Synodality for Francis is not just a form of Church government, but a way of being Church. It requires not only changing institutions, but also changing an entire mindset. There is a whole agenda that is still being drafted and will require a long time to be addressed.
Naturally, there are problems that will need to be resolved. First of all, it is not clear how much ecclesial synodality an institution like the Synod of Bishops (conceived in 1965 as an instrument of episcopal collegiality and dependent on papal primacy) will be able to bear. Secondly, a truly synodal Church cannot assume that all participants at synodal events in Rome are fluent in Italian. Italian should not become the new Latin. Thirdly, synodality needs synodal experience at the universal level, but it must also happen at the national and local level.
In this sense, Francis is opening the way towards synodality while at the same time he is trying to heal the wounds that the policies and practices of his previous two predecessors inflicted on episcopal collegiality. In the early post-Vatican II period there was a wave of local synods and council that came to a stop at the end of Paul VI’s pontificate.
The decadence of the conciliar and synodal life of the Church after Vatican Council II is similar to what happened in the period after the Council of Trent (1545-1563). The only difference is that it happened much more quickly, given that local conciliar and synodal activity in the Tridentine period remained quite vital until the mid-to-late 18thcentury.
In one sense, the Second Vatican Council was just a brief pause in more than two centuries of anti-synodal sentiment typical of Ultramontanism. And this is what Francis is up against.
The Jesuit Pope’s ecclesiology of synodality casts a light on his deep insight into the Church of today. His push for a different way of governing and being Church shows his intention and attempt to hold together opposing currents — maintaining an institutional structure in a Catholic culture that tends more and more to become not just post-clerical, but also post-ecclesial and post-Church; listening to the sensus fidelium of the whole People of God while preserving the role of discernment for those in leadership positions; and promoting the episcopal collegiality of Vatican II with ecclesial synodality in an age when the Barque of Peter is also rocked by populism and demagoguery.

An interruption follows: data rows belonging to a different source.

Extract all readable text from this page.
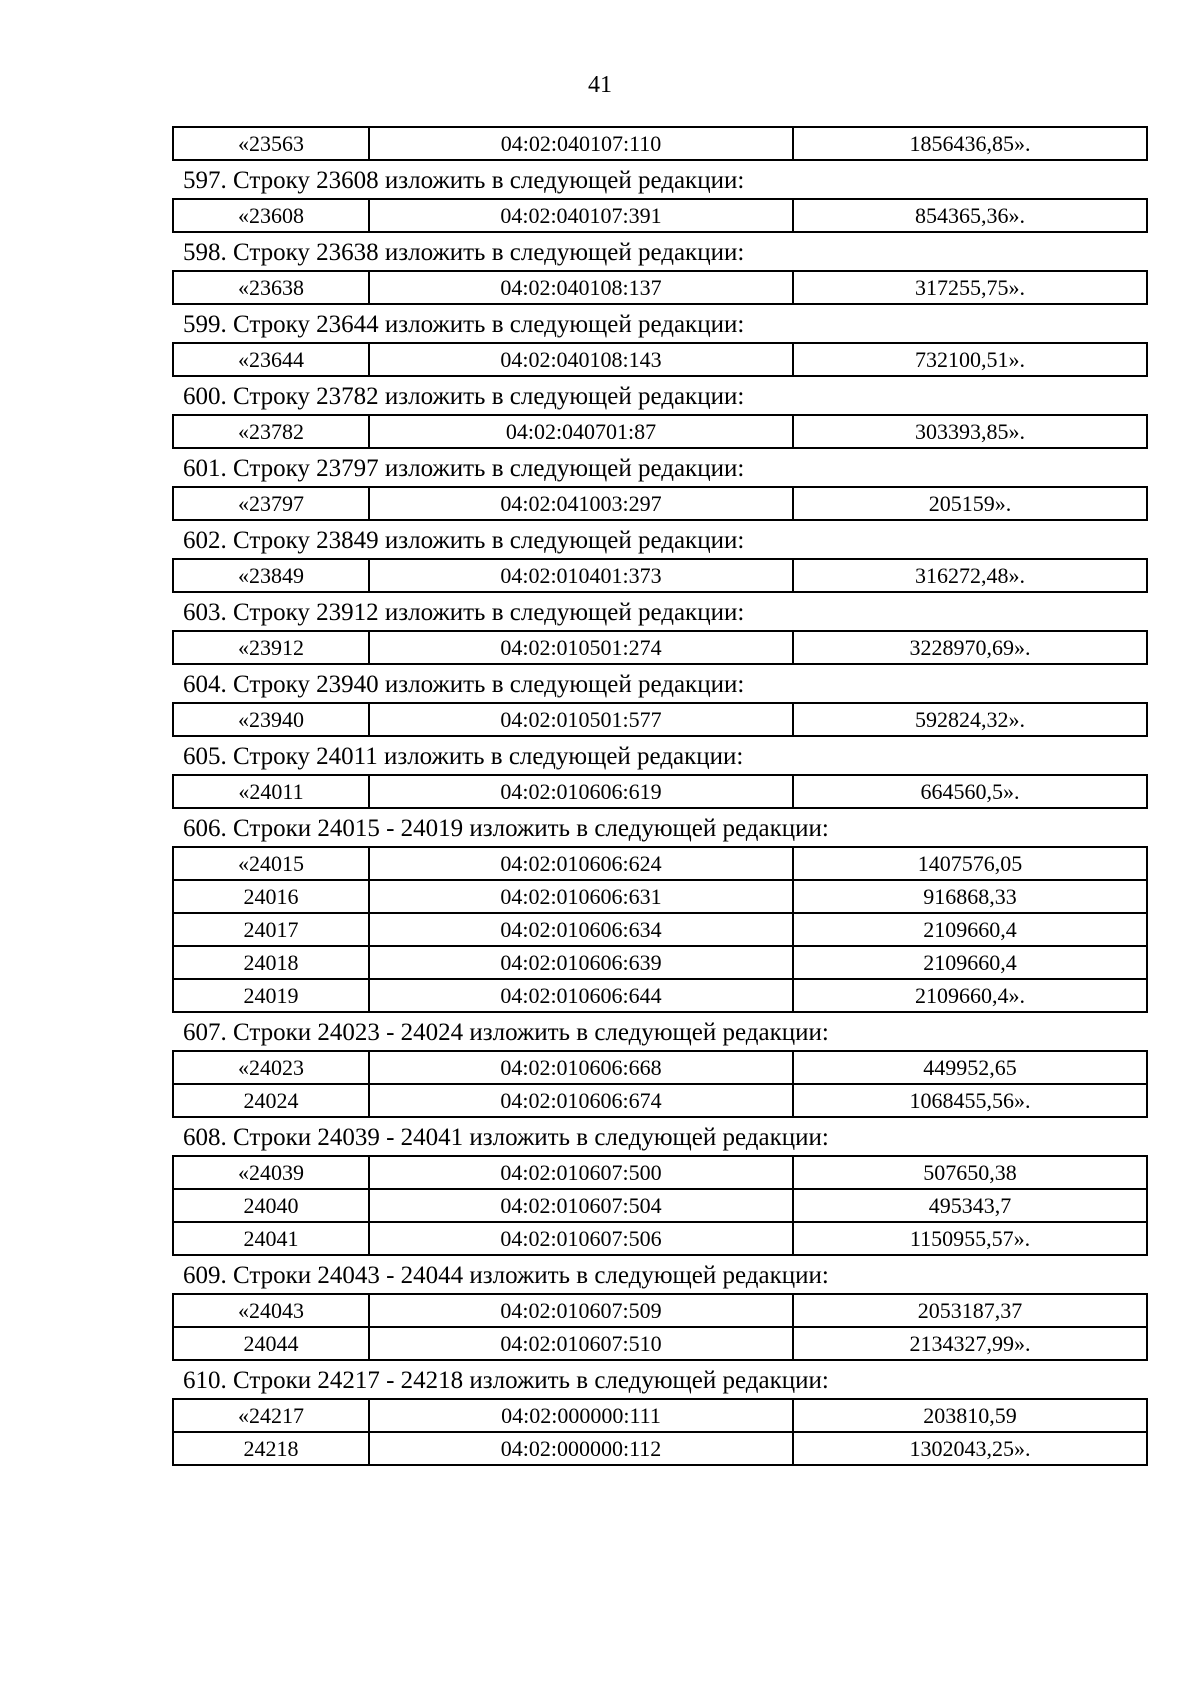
41
«23563	04:02:040107:110	1856436,85».
597. Строку 23608 изложить в следующей редакции:
«23608	04:02:040107:391	854365,36».
598. Строку 23638 изложить в следующей редакции:
«23638	04:02:040108:137	317255,75».
599. Строку 23644 изложить в следующей редакции:
«23644	04:02:040108:143	732100,51».
600. Строку 23782 изложить в следующей редакции:
«23782	04:02:040701:87	303393,85».
601. Строку 23797 изложить в следующей редакции:
«23797	04:02:041003:297	205159».
602. Строку 23849 изложить в следующей редакции:
«23849	04:02:010401:373	316272,48».
603. Строку 23912 изложить в следующей редакции:
«23912	04:02:010501:274	3228970,69».
604. Строку 23940 изложить в следующей редакции:
«23940	04:02:010501:577	592824,32».
605. Строку 24011 изложить в следующей редакции:
«24011	04:02:010606:619	664560,5».
606. Строки 24015 - 24019 изложить в следующей редакции:
«24015	04:02:010606:624	1407576,05
24016	04:02:010606:631	916868,33
24017	04:02:010606:634	2109660,4
24018	04:02:010606:639	2109660,4
24019	04:02:010606:644	2109660,4».
607. Строки 24023 - 24024 изложить в следующей редакции:
«24023	04:02:010606:668	449952,65
24024	04:02:010606:674	1068455,56».
608. Строки 24039 - 24041 изложить в следующей редакции:
«24039	04:02:010607:500	507650,38
24040	04:02:010607:504	495343,7
24041	04:02:010607:506	1150955,57».
609. Строки 24043 - 24044 изложить в следующей редакции:
«24043	04:02:010607:509	2053187,37
24044	04:02:010607:510	2134327,99».
610. Строки 24217 - 24218 изложить в следующей редакции:
«24217	04:02:000000:111	203810,59
24218	04:02:000000:112	1302043,25».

But even more importantly, synodality is a necessary response to the pre-global paradigm of ecclesial governance. The Catholic Church is today much bigger and much more diverse than in the 1960s. It has become more and more urgent to find a way to deal with conciliarity in a global Church where it is hard to imagine — if for nothing more than logistical reasons — the calling of a another ecumenical council limited only to bishops like that of Vatican II.
The idea that conciliarity based on episcopal collegiality is showing its limits is one of the strongest taboos in the official teaching of the Catholic Church today. It is no surprise that it is a Jesuit who has found the courage to address it.
Massimo Faggioli is a Church historian and Professor of Theology and Religious Studies at Villanova University, Philadelphia.